Akdeniz'deki enerji rezervleri üzerinde hak iddia etme: İsrail dışında faaliyet gösteren şirketler Leviathan ve İsrail, Lübnan ve Kıbrıs arasındaki bölgede muazzam potansiyeli olan petrol ve gaz rezervleri keşfettiler. Kıbrıs hükümeti kuyu açma ve arama planlarını açıkladığında, Erdoğan bölgeye Türk fırkateynlerini, savaş gemilerini ve hava kuvvetlerini göndermekle tehdit etti. Henüz emekleme döneminde oluşan bu anlaşmazlık daha büyük bir kriz için potansiyel unsurlar içermektedir. Hali hazırda, Moskova Kıbrıs'a destek amacıyla bölgeye denizaltıları gönderdi.

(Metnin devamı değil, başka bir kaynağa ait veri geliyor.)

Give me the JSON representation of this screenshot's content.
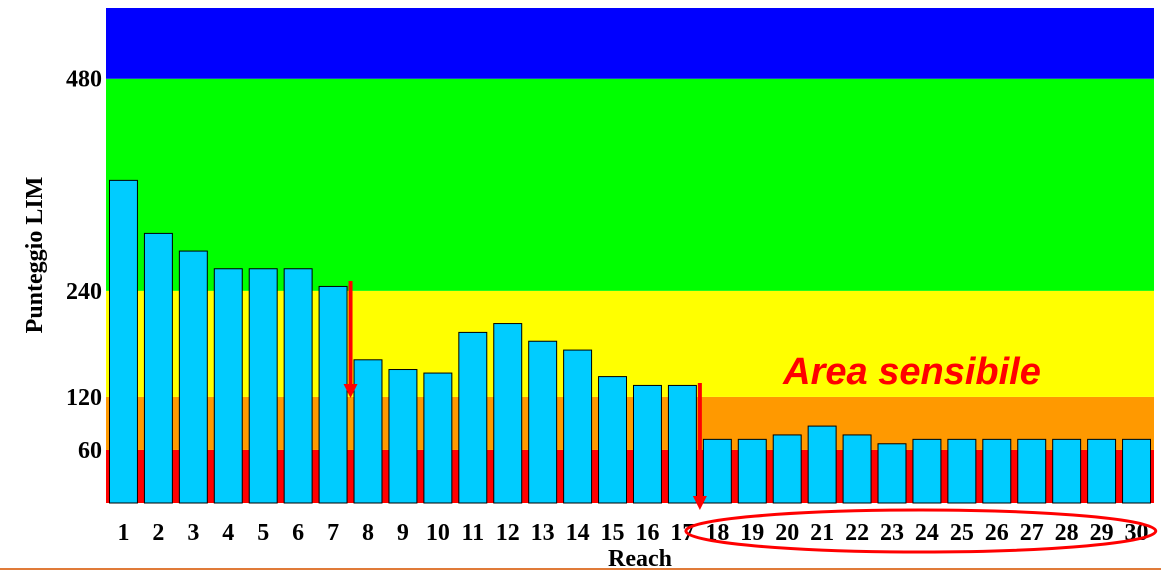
{
  "chart_data": {
    "type": "bar",
    "xlabel": "Reach",
    "ylabel": "Punteggio LIM",
    "ylim": [
      0,
      560
    ],
    "yticks": [
      60,
      120,
      240,
      480
    ],
    "categories": [
      "1",
      "2",
      "3",
      "4",
      "5",
      "6",
      "7",
      "8",
      "9",
      "10",
      "11",
      "12",
      "13",
      "14",
      "15",
      "16",
      "17",
      "18",
      "19",
      "20",
      "21",
      "22",
      "23",
      "24",
      "25",
      "26",
      "27",
      "28",
      "29",
      "30"
    ],
    "values": [
      365,
      305,
      285,
      265,
      265,
      265,
      245,
      162,
      151,
      147,
      193,
      203,
      183,
      173,
      143,
      133,
      133,
      72,
      72,
      77,
      87,
      77,
      67,
      72,
      72,
      72,
      72,
      72,
      72,
      72
    ],
    "bar_color": "#00ccff",
    "bands": [
      {
        "from": 0,
        "to": 60,
        "color": "#ff0000"
      },
      {
        "from": 60,
        "to": 120,
        "color": "#ff9900"
      },
      {
        "from": 120,
        "to": 240,
        "color": "#ffff00"
      },
      {
        "from": 240,
        "to": 480,
        "color": "#00ff00"
      },
      {
        "from": 480,
        "to": 560,
        "color": "#0000ff"
      }
    ],
    "annotation": {
      "text": "Area sensibile",
      "color": "#ff0000"
    },
    "arrows_after_reach": [
      "7",
      "17"
    ],
    "highlighted_reaches": [
      "18",
      "30"
    ]
  }
}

Diğer uluslararası sorunlar: Ankara, Temmuz 2012'de Kıbrıs dönem başkanlığını alması durumunda Avrupa Birliği'ni ilişkileri dondurmakla tehdit etmektedir. Türk silahlı kuvvetleri Suriye bandıralı bir silah gemisine ele koydular. Türkiye'nin kuzey Irak'ı işgal tehditleri Bağdat ile ilişkileri çıkmaza soktu. Türk ve İran hükümetleri gelişen ticari ilişkilerinin yanısıra İslamcı bir bakış açısına ve Kürt karşıtı bir gündeme sahip olsalar da aralarındaki tarihi düşmanlık, farklı yönetim şekilleri ve rakip emelleri bu ilişkide de soğukluk yarattı.
Dışişleri Bakanı Ahmet Davutoğlu Türkiye "herşeyin tam merkezinde" diyerek hava atarken, AKP'nin saldırganlığı Davutoğlu'nun övündüğü komşularla "sıfır problem" politikasını geniş çaplı bir düşmanlığa hatta Suriye, Kıbrıs ve İsrail ile potansiyel bir askeri çatışma olasılığına döndüştürdü. Ekonomik sıkıntılar bir kez başladığında, bir zamanların NATO'nun örnek üyesi Türkiye raydan tamamıyla çıkabilir; işte o zaman Venezuela'lı arkadaşı Hugo Chavez'i taklit eden bir Erdoğan bekleyin.
Bu yüzdendir ki, ben İran'ın nükleer silahları ile birlikte bölgedeki en büyük tehdit olarak saldırgan bir Türkiye'yi görüyorum.